Comment 4 Yaniv Lavi 2015-10-29 12:45:50 UTC
In oVirt testing is done on single release by default. Therefore I'm removing the 4.0 flag. If you think this bug must be tested in 4.0 as well, please re-add the flag. Please note we might not have testing resources to handle the 4.0 clone.

Comment 5 Martin Polednik 2015-12-01 10:16:10 UTC
We should disable snapshots for VMs with non-USB hostdev assigned (as libvirt states). Moving to Martin as that is an engine request.

Comment 6 Red Hat Bugzilla Rules Engine 2016-01-28 12:10:38 UTC
Bug tickets that are moved to testing must have target release set to make sure tester knows what to test. Please set the correct target release before moving to ON_QA.

Comment 7 Red Hat Bugzilla Rules Engine 2016-01-28 12:14:10 UTC
Bug tickets that are moved to testing must have target release set to make sure tester knows what to test. Please set the correct target release before moving to ON_QA.

Comment 8 Red Hat Bugzilla Rules Engine 2016-01-28 12:18:36 UTC
Bug tickets that are moved to testing must have target release set to make sure tester knows what to test. Please set the correct target release before moving to ON_QA.

Comment 9 Red Hat Bugzilla Rules Engine 2016-01-28 12:24:15 UTC
Bug tickets that are moved to testing must have target release set to make sure tester knows what to test. Please set the correct target release before moving to ON_QA.

Comment 10 Red Hat Bugzilla Rules Engine 2016-01-28 12:39:22 UTC
Bug tickets that are moved to testing must have target release set to make sure tester knows what to test. Please set the correct target release before moving to ON_QA.

Comment 11 Red Hat Bugzilla Rules Engine 2016-01-28 13:02:13 UTC
Bug tickets that are moved to testing must have target release set to make sure tester knows what to test. Please set the correct target release before moving to ON_QA.

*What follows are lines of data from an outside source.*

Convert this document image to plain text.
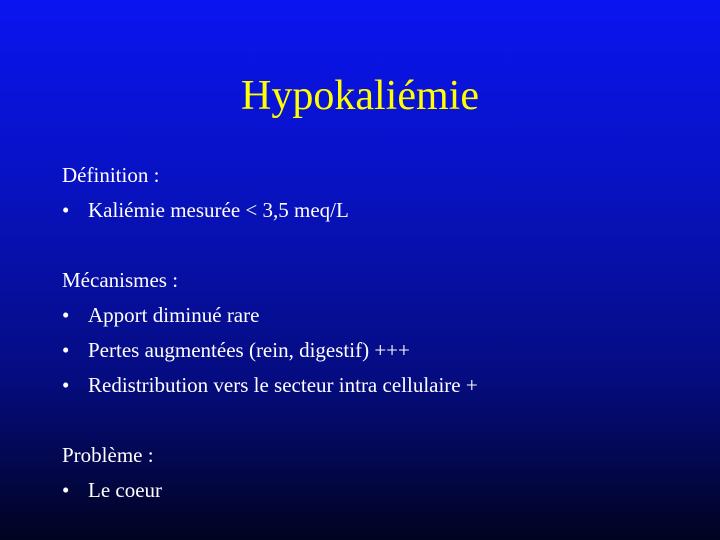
Hypokaliémie

Définition :

• Kaliémie mesurée < 3,5 meq/L

Mécanismes :

• Apport diminué rare
• Pertes augmentées (rein, digestif) +++
• Redistribution vers le secteur intra cellulaire +

Problème :

• Le coeur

Comment 12 Tomas Jelinek 2016-01-29 07:27:03 UTC
moving back to on_qa with the correct target release

Comment 13 Nisim Simsolo 2016-02-11 15:28:28 UTC
Verified using builds: 
rhevm-3.6.3.1-0.1.el6
sanlock-3.2.4-1.el7.x86_64
libvirt-client-1.2.17-13.el7_2.2.x86_64
vdsm-4.17.20-0.el7ev.noarch
qemu-kvm-rhev-2.3.0-31.el7_2.4.x86_64

Verification scenario: 
1. Run VM with GPU attached and try to create a snapshot.
Snapshot creation rejected by webadmin with the next error (dialog operation canceled message): 
    "Error while executing action:
    1_VFIO_rhel7_amd:
    Cannot create Snapshot. VM has PCI host devices attached."
2. Run VM with USB passthrough only and create a snapshot.
Verify snapshot created and preview/commit/clone actions can be done on it.
3. Run VM with both PCI and USB devices attached to it. Try to create a snapshot.
Verify snapshot creation rejected by webadmin, with the same error as in step 1.
4. Power off VM, detach all devices, run VM and create snapshot.
Verify snapshot created and preview/commit/clone actions can be done on it.

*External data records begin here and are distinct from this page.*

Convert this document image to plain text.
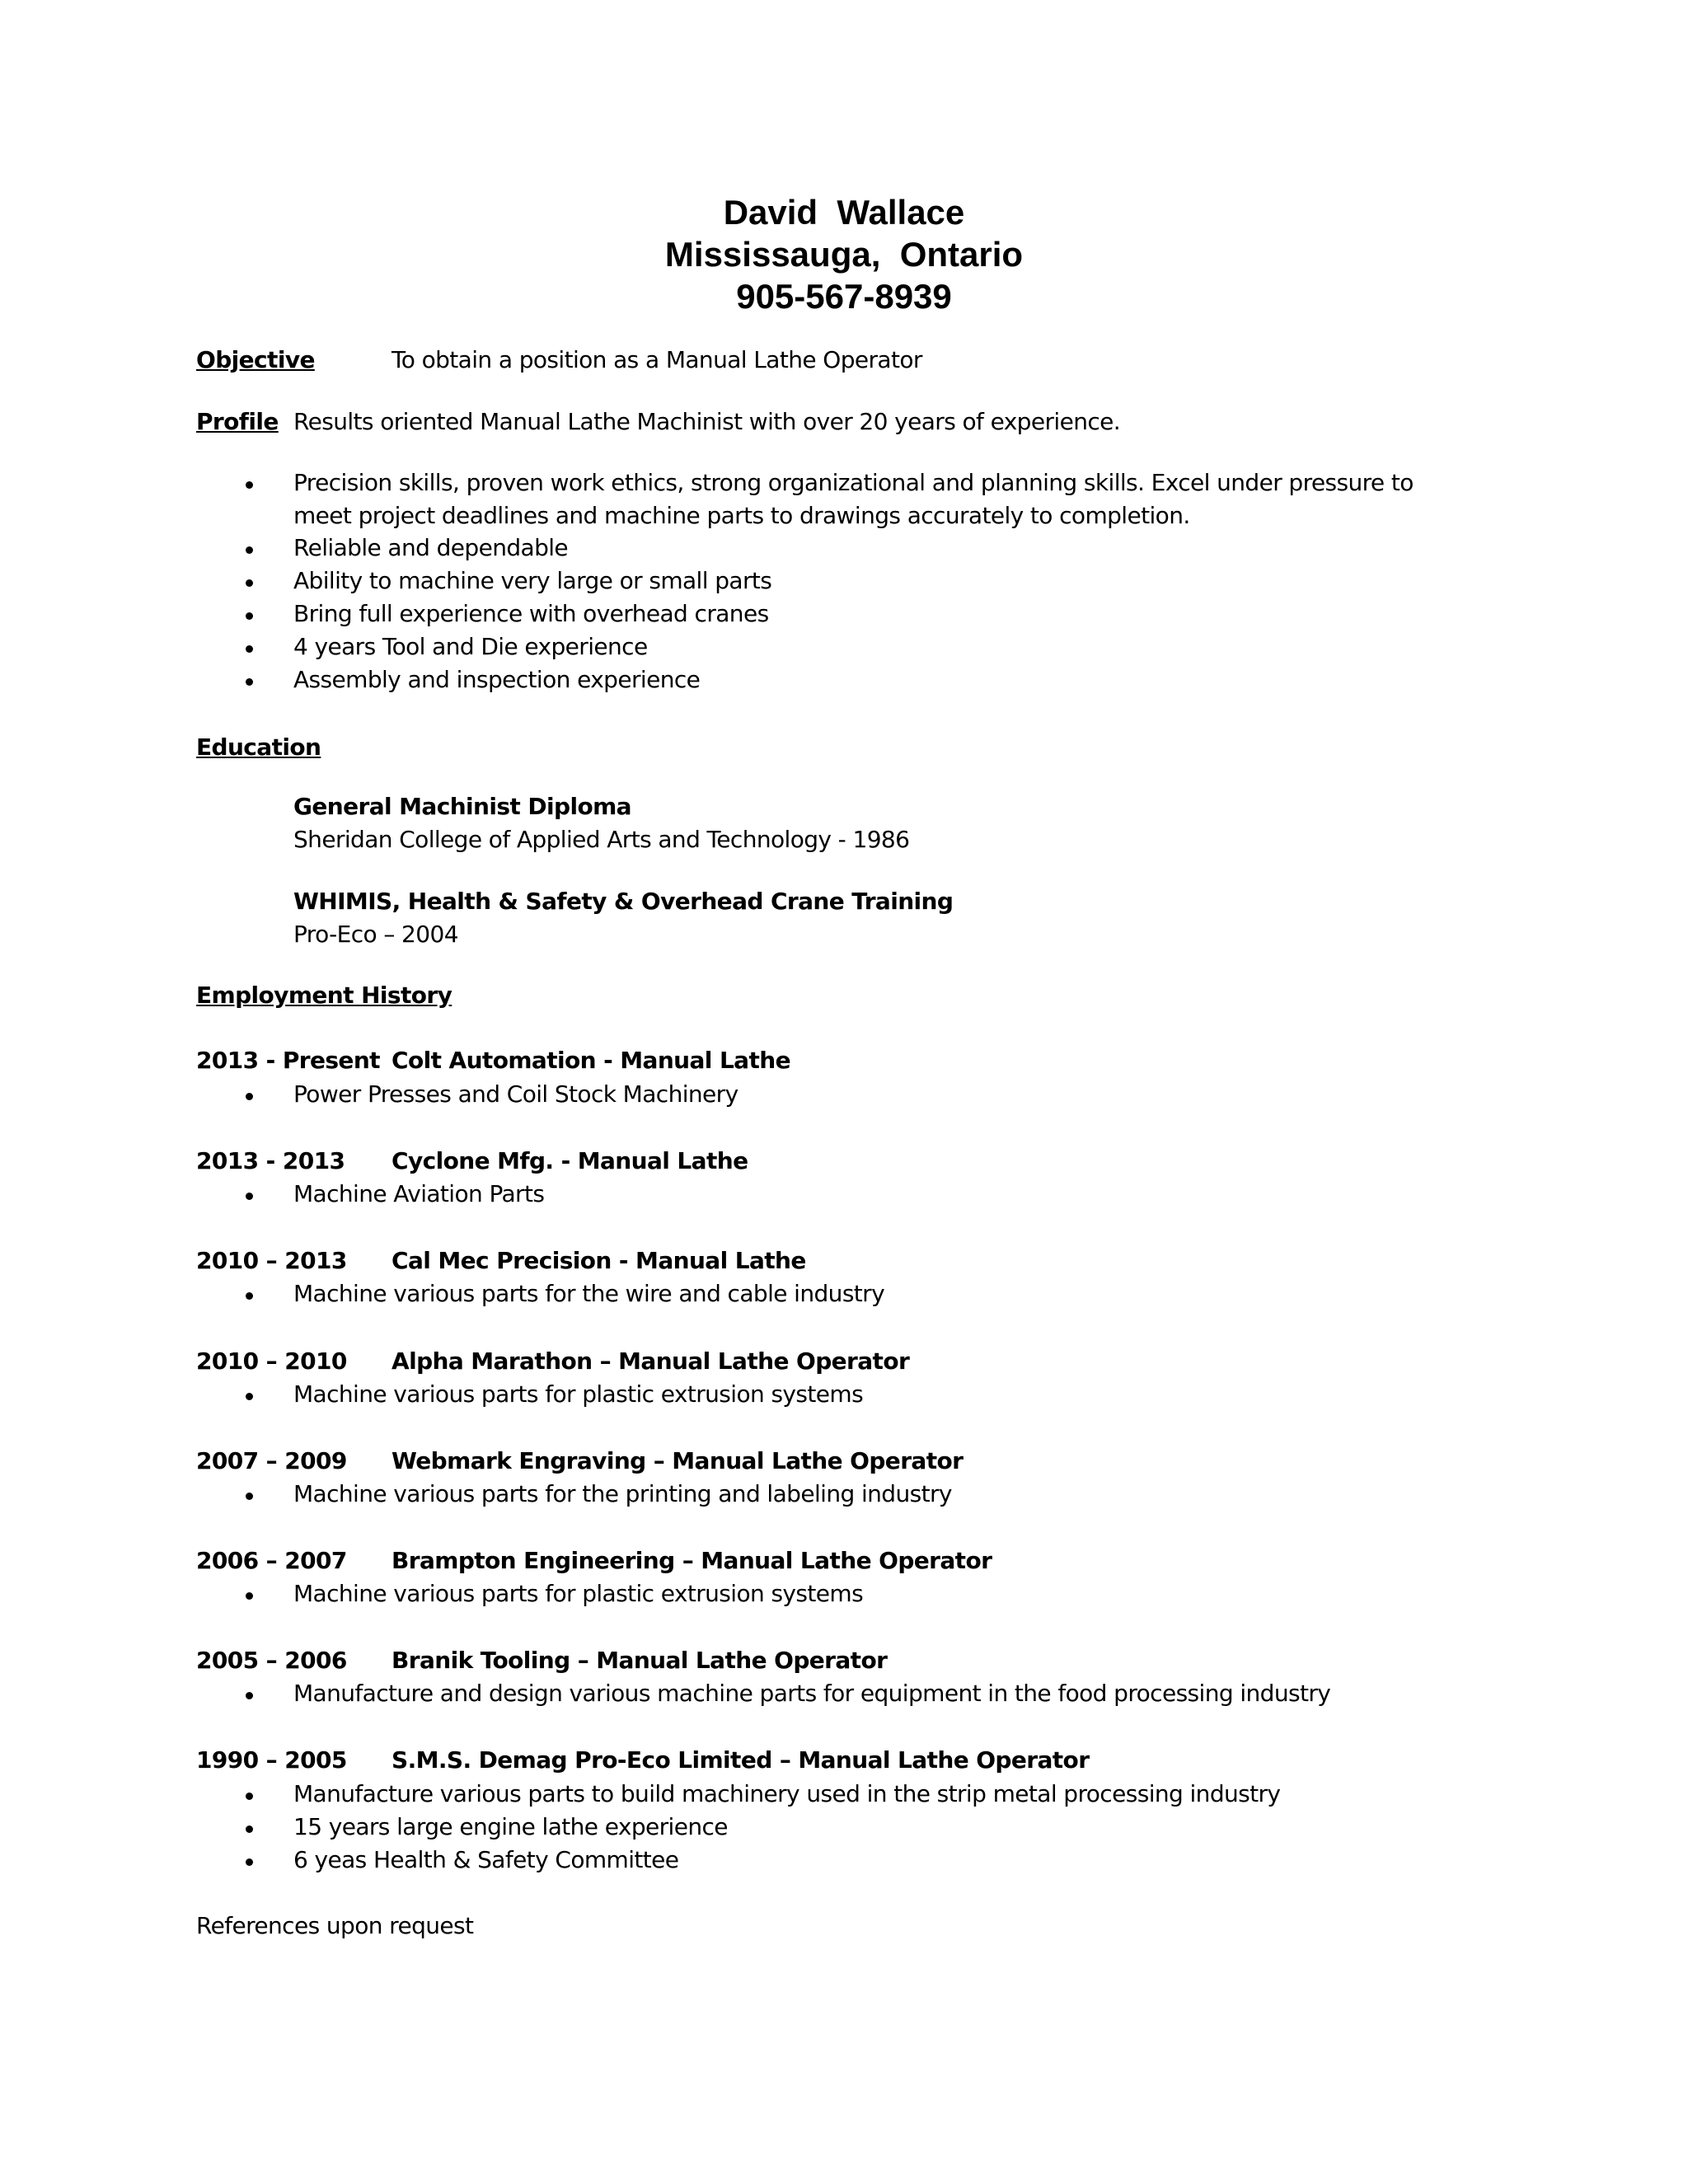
David  Wallace
Mississauga,  Ontario
905-567-8939
Objective	To obtain a position as a Manual Lathe Operator
Profile Results oriented Manual Lathe Machinist with over 20 years of experience.
Precision skills, proven work ethics, strong organizational and planning skills. Excel under pressure to
meet project deadlines and machine parts to drawings accurately to completion.
Reliable and dependable
Ability to machine very large or small parts
Bring full experience with overhead cranes
4 years Tool and Die experience
Assembly and inspection experience
Education
General Machinist Diploma
Sheridan College of Applied Arts and Technology - 1986
WHIMIS, Health & Safety & Overhead Crane Training
Pro-Eco – 2004
Employment History
2013 - Present Colt Automation - Manual Lathe
Power Presses and Coil Stock Machinery
2013 - 2013 Cyclone Mfg. - Manual Lathe
Machine Aviation Parts
2010 – 2013 Cal Mec Precision - Manual Lathe
Machine various parts for the wire and cable industry
2010 – 2010 Alpha Marathon – Manual Lathe Operator
Machine various parts for plastic extrusion systems
2007 – 2009 Webmark Engraving – Manual Lathe Operator
Machine various parts for the printing and labeling industry
2006 – 2007 Brampton Engineering – Manual Lathe Operator
Machine various parts for plastic extrusion systems
2005 – 2006 Branik Tooling – Manual Lathe Operator
Manufacture and design various machine parts for equipment in the food processing industry
1990 – 2005 S.M.S. Demag Pro-Eco Limited – Manual Lathe Operator
Manufacture various parts to build machinery used in the strip metal processing industry
15 years large engine lathe experience
6 yeas Health & Safety Committee
References upon request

Comment 14 Michal Skrivanek 2016-02-12 09:14:07 UTC
(In reply to Nisim Simsolo from comment #13)
> 2. Run VM with USB passthrough only and create a snapshot.
> Verify snapshot created and preview/commit/clone actions can be done on it.

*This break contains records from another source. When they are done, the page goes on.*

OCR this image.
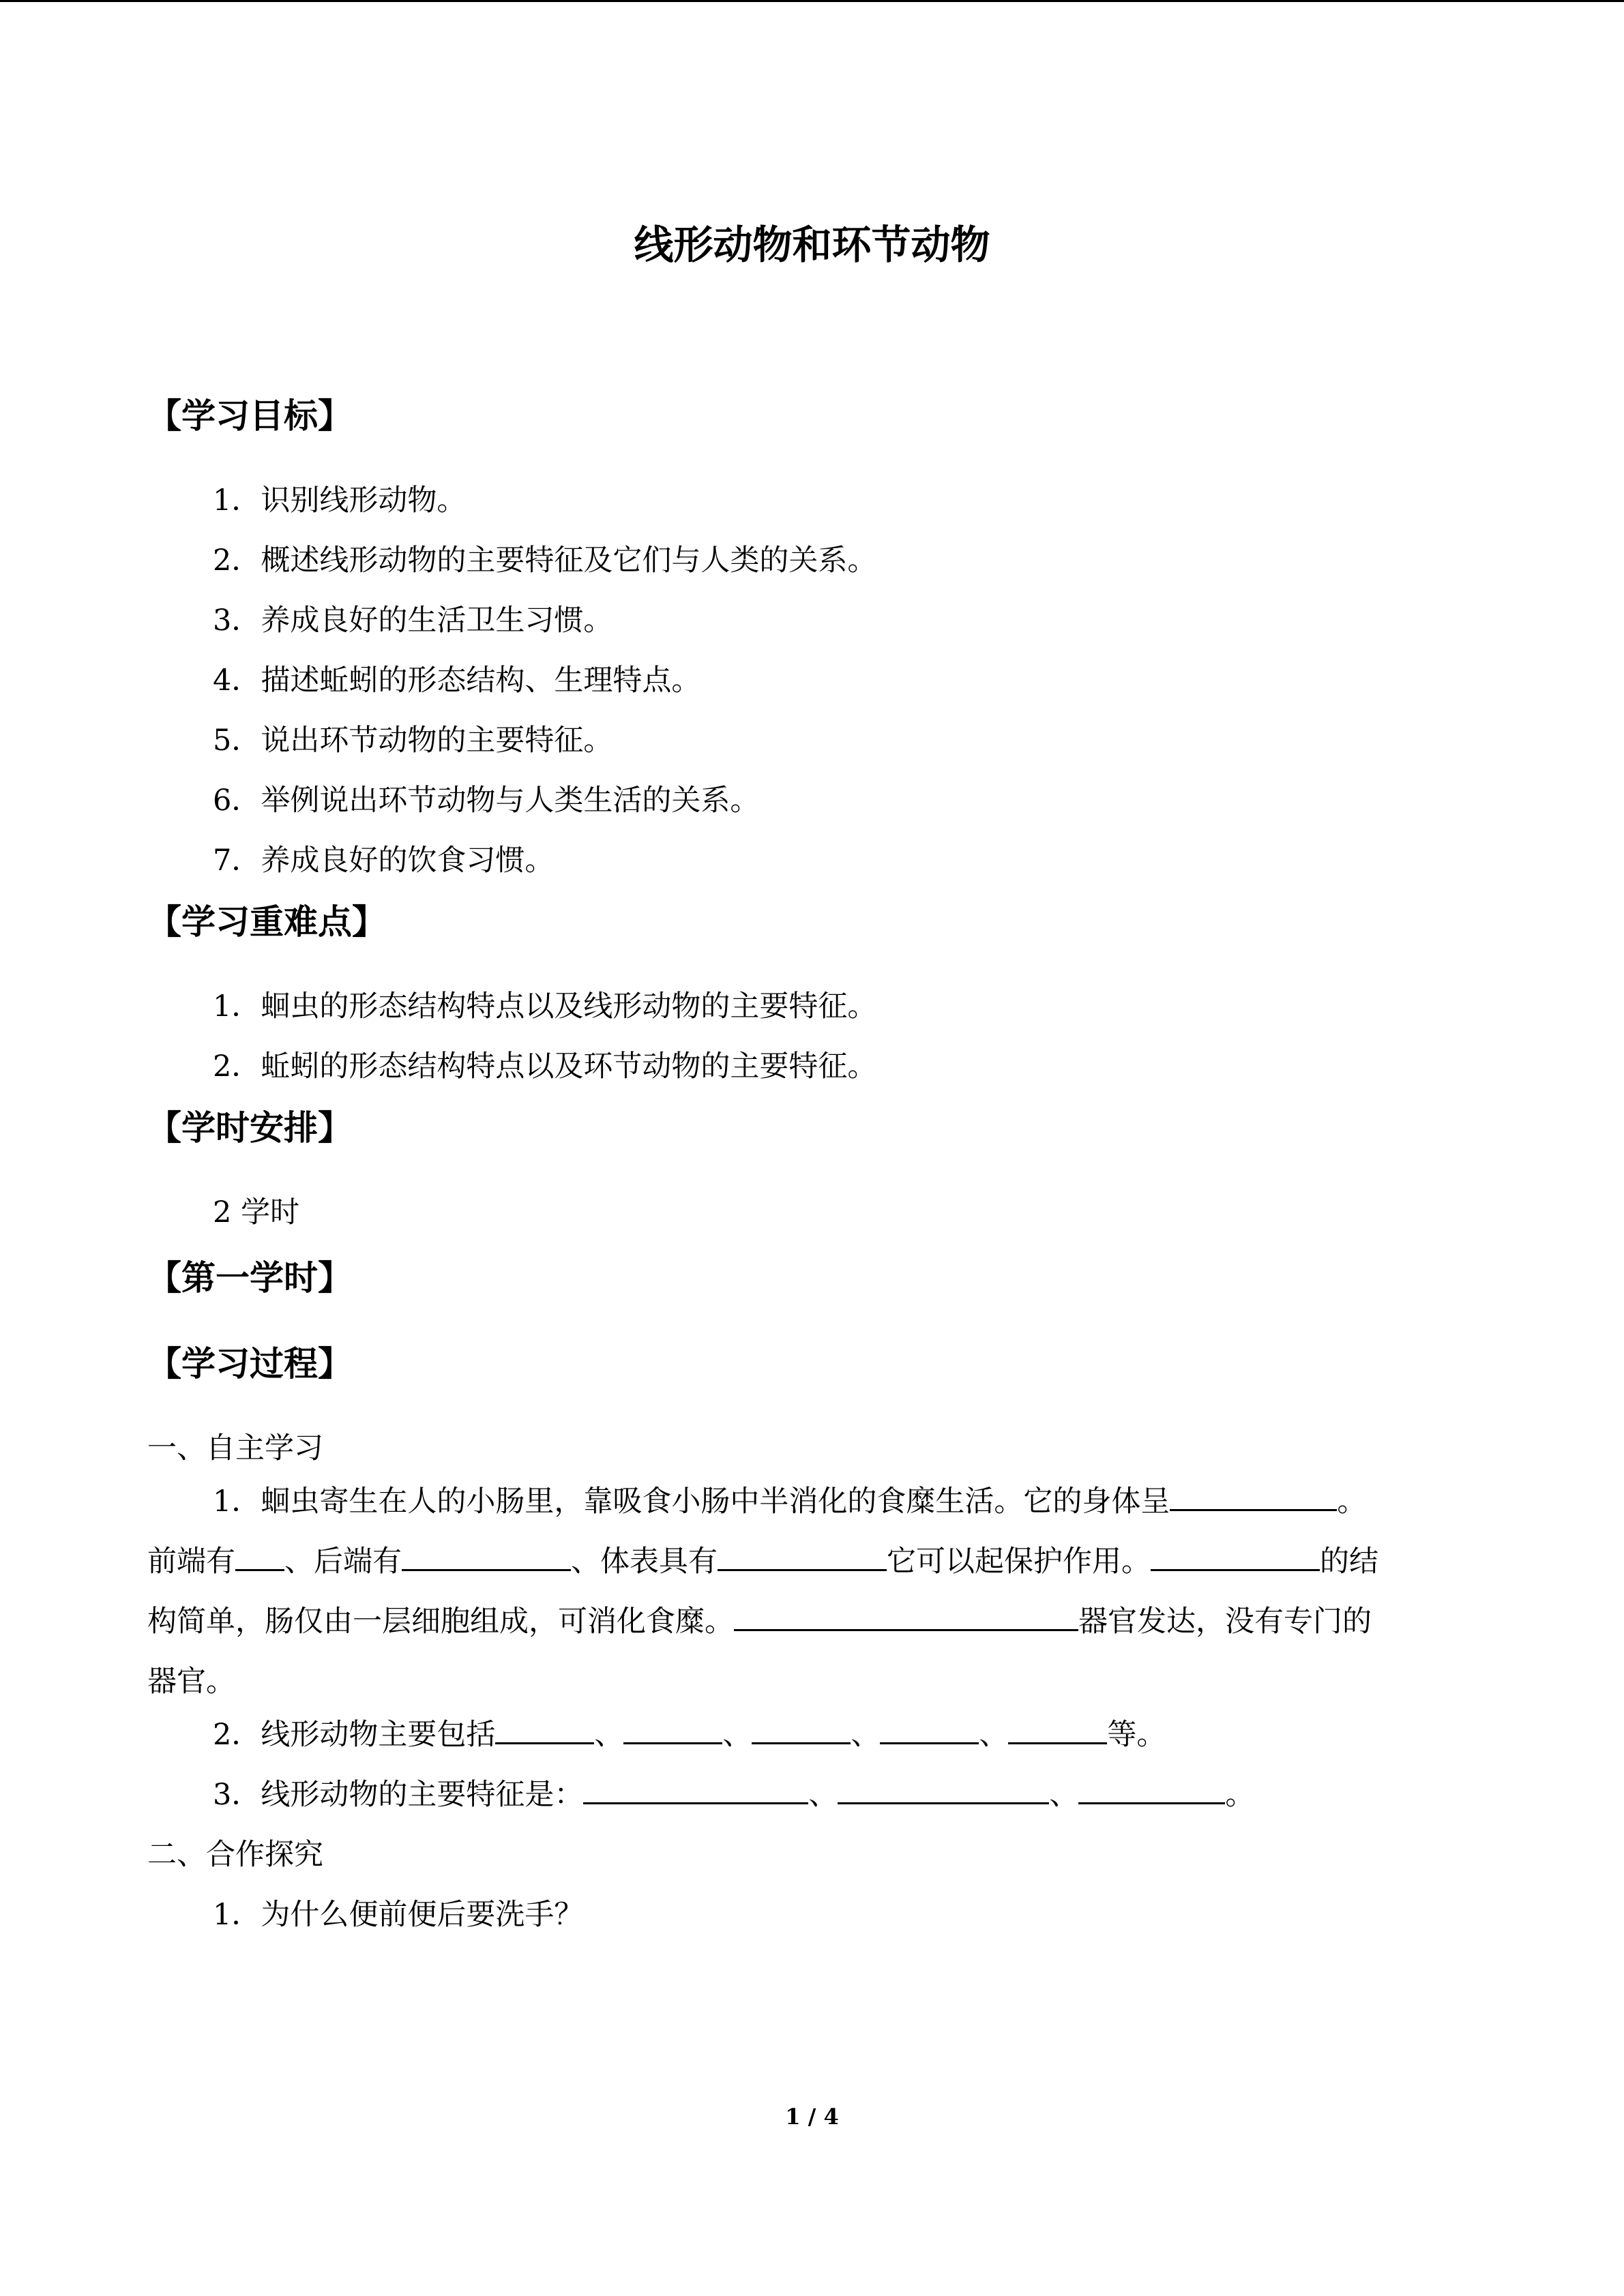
线形动物和环节动物
【学习目标】
1．识别线形动物。
2．概述线形动物的主要特征及它们与人类的关系。
3．养成良好的生活卫生习惯。
4．描述蚯蚓的形态结构、生理特点。
5．说出环节动物的主要特征。
6．举例说出环节动物与人类生活的关系。
7．养成良好的饮食习惯。
【学习重难点】
1．蛔虫的形态结构特点以及线形动物的主要特征。
2．蚯蚓的形态结构特点以及环节动物的主要特征。
【学时安排】
2 学时
【第一学时】
【学习过程】
一、自主学习

1．蛔虫寄生在人的小肠里，靠吸食小肠中半消化的食糜生活。它的身体呈	。

前端有 、后端有	、体表具有	它可以起保护作用。	的结

构简单，肠仅由一层细胞组成，可消化食糜。	器官发达，没有专门的

器官。

2．线形动物主要包括	、	、	、	、	等。
3．线形动物的主要特征是：	、	、	。
二、合作探究
1．为什么便前便后要洗手？
1 / 4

I don't think we could support USB passthrough operations. I think we lack the checks on resume/dst for the same host device
Martin?

Comment 15 Martin Betak 2016-02-29 16:03:03 UTC
@Michal: after discussion with mpolednik and libvirt devs this seems to be safe for the guest - the only risk would be that some pending writes may not be persisted for "stateful" devices (e.g. usb stick) but otherwise should be equivalent to "Not removing usb device safely" -> maybe worth a warning in the frontend. Otherwise the usb drivers/guest OSs seem to be quite used to this kind of plug-n-play behavior.